Aceitar que os bebês são às vezes um fardo e depois tentar criá-los num estilo que não rompe com a díada pai/mãe-bebê, mas que facilita sim a vida, é o desafio que todos nós enfrentamos. Na maioria das vezes, isso significa confiar no instinto paterno/materno – isto é, o bom sense, que também evoluiu para ser um guia. E os bebês também nos ajudam, com seus braços erguidos, seus sorrisos sapecas, e seu choro e sua irritação, que nos informam se estamos no caminho certo.

*

Se você é leitor do blog, deve ter percebido que as ideias de Meredith Small e de outros adeptos da “etnopediatria” (como Harvey Karp e Jim McKenna) servem como pano de fundo aos posts sobre babywearingexterogestação e cólica. As minhas “primeiras impressões” sobre os valores que norteiam a criação de filhos em vários países também segue um pouco essa linha antropológica…

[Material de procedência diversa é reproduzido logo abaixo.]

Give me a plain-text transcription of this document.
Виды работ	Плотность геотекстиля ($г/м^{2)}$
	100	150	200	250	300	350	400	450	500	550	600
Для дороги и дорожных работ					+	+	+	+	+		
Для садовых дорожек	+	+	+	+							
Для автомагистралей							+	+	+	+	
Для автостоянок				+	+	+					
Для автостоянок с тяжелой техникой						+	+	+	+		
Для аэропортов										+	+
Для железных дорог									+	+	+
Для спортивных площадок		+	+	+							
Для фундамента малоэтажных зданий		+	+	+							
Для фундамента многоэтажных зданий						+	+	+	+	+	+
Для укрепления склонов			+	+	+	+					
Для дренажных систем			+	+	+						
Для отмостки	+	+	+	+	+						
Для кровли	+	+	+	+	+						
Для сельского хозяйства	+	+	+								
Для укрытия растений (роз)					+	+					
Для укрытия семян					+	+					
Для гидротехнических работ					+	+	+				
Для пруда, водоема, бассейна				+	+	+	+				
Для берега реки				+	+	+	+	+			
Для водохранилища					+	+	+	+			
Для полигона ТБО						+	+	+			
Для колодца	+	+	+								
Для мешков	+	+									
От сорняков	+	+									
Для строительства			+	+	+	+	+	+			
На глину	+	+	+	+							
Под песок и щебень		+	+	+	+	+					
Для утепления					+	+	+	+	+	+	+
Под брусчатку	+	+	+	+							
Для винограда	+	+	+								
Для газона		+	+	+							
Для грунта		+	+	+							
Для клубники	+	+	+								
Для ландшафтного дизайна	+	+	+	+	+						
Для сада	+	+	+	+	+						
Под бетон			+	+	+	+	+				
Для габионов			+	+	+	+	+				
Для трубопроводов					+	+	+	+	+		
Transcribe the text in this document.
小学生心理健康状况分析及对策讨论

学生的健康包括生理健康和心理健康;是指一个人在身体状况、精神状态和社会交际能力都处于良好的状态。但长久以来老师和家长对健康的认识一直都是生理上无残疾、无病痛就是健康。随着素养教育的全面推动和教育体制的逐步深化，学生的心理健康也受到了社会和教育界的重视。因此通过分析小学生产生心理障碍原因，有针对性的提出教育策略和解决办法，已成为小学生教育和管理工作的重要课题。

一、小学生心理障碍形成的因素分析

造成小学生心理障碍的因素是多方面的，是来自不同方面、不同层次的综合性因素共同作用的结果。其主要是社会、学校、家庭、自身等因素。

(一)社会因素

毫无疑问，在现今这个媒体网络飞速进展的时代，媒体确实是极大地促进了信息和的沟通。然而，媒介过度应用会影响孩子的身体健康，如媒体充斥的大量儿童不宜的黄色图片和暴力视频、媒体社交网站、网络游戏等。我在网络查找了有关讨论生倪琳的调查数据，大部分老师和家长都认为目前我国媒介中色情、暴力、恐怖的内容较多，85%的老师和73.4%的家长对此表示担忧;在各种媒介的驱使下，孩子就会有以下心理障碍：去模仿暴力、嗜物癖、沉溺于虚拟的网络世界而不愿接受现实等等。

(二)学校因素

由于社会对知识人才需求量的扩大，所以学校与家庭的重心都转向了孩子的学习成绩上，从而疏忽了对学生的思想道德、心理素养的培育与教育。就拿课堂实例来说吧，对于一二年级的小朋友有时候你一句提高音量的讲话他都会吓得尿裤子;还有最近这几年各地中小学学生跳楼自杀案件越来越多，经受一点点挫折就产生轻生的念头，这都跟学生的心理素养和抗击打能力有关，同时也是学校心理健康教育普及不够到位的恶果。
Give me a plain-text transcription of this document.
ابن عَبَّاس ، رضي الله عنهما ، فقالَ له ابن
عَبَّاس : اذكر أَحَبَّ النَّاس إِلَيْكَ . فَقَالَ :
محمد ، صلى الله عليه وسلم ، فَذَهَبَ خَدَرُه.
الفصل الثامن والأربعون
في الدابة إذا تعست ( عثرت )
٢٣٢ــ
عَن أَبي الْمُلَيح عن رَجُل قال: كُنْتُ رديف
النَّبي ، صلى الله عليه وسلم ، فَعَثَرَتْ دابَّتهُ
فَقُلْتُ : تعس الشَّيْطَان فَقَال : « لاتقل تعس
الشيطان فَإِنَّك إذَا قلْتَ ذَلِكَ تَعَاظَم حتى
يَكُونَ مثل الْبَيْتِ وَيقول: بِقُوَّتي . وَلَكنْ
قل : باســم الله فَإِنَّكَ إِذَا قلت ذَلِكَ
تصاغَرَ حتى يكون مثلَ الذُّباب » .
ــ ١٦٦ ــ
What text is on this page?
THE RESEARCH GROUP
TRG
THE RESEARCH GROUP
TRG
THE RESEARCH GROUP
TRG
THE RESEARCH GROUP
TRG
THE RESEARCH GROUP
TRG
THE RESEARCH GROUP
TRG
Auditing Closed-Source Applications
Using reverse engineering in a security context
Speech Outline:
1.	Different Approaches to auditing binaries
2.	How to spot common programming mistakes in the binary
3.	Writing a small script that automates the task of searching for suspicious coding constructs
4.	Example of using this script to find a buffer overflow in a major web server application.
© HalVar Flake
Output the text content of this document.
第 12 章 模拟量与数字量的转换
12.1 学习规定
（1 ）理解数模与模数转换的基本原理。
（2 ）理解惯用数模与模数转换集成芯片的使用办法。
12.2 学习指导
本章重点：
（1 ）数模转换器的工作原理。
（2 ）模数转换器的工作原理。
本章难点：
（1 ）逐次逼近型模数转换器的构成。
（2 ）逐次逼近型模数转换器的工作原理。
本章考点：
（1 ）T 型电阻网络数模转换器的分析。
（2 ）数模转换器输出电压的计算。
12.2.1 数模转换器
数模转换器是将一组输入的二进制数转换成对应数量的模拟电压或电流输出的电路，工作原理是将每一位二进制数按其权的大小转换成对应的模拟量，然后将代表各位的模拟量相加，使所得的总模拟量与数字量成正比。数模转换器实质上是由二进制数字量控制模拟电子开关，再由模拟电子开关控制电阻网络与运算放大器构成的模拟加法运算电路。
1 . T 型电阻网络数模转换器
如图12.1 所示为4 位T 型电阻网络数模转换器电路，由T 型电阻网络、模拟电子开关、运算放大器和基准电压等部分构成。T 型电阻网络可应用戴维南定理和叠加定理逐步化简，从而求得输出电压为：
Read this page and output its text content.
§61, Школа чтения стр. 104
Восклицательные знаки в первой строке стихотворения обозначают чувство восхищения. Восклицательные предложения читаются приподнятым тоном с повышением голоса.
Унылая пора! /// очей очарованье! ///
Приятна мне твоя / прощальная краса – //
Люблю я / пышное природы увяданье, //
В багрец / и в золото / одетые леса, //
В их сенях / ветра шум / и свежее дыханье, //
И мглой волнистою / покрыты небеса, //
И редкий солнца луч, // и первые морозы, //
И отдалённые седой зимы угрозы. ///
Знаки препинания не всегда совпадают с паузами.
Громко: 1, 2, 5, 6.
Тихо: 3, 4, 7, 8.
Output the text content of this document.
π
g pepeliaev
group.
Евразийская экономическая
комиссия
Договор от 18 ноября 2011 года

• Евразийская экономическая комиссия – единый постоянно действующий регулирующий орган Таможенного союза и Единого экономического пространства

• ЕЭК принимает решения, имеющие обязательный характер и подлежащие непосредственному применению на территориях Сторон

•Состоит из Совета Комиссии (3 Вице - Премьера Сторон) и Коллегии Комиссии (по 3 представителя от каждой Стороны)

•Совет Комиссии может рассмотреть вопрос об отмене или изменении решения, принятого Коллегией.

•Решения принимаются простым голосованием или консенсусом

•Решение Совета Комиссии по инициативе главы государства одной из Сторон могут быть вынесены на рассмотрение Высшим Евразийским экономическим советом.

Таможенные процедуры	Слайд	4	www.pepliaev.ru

Mas quero deixar claro que não estou incentivando ninguém a romper com as convenções sociais da nossa cultura ou alegando que tudo o que fazemos é errado. O importante é saber que, com tanta informação disponível hoje sobre as práticas de outros povos e de outros tempos, temos a chance de aumentar nosso leque de opções ao invés de sermos obrigados a repetir, de forma automática e sem senso crítico, as atitudes de nossos amigos e parentes – especialmente se essas escolhas não estiverem alinhadas com o que julgamos ser melhor para nossos filhos nem com as nossas próprias crenças e necessidades. É essa diversidade de opções e liberdade de escolha que eu curto. Para usar as palavras da autora prestigiada:  A cultura não deve ser uma ditadora, mas uma facilitadora.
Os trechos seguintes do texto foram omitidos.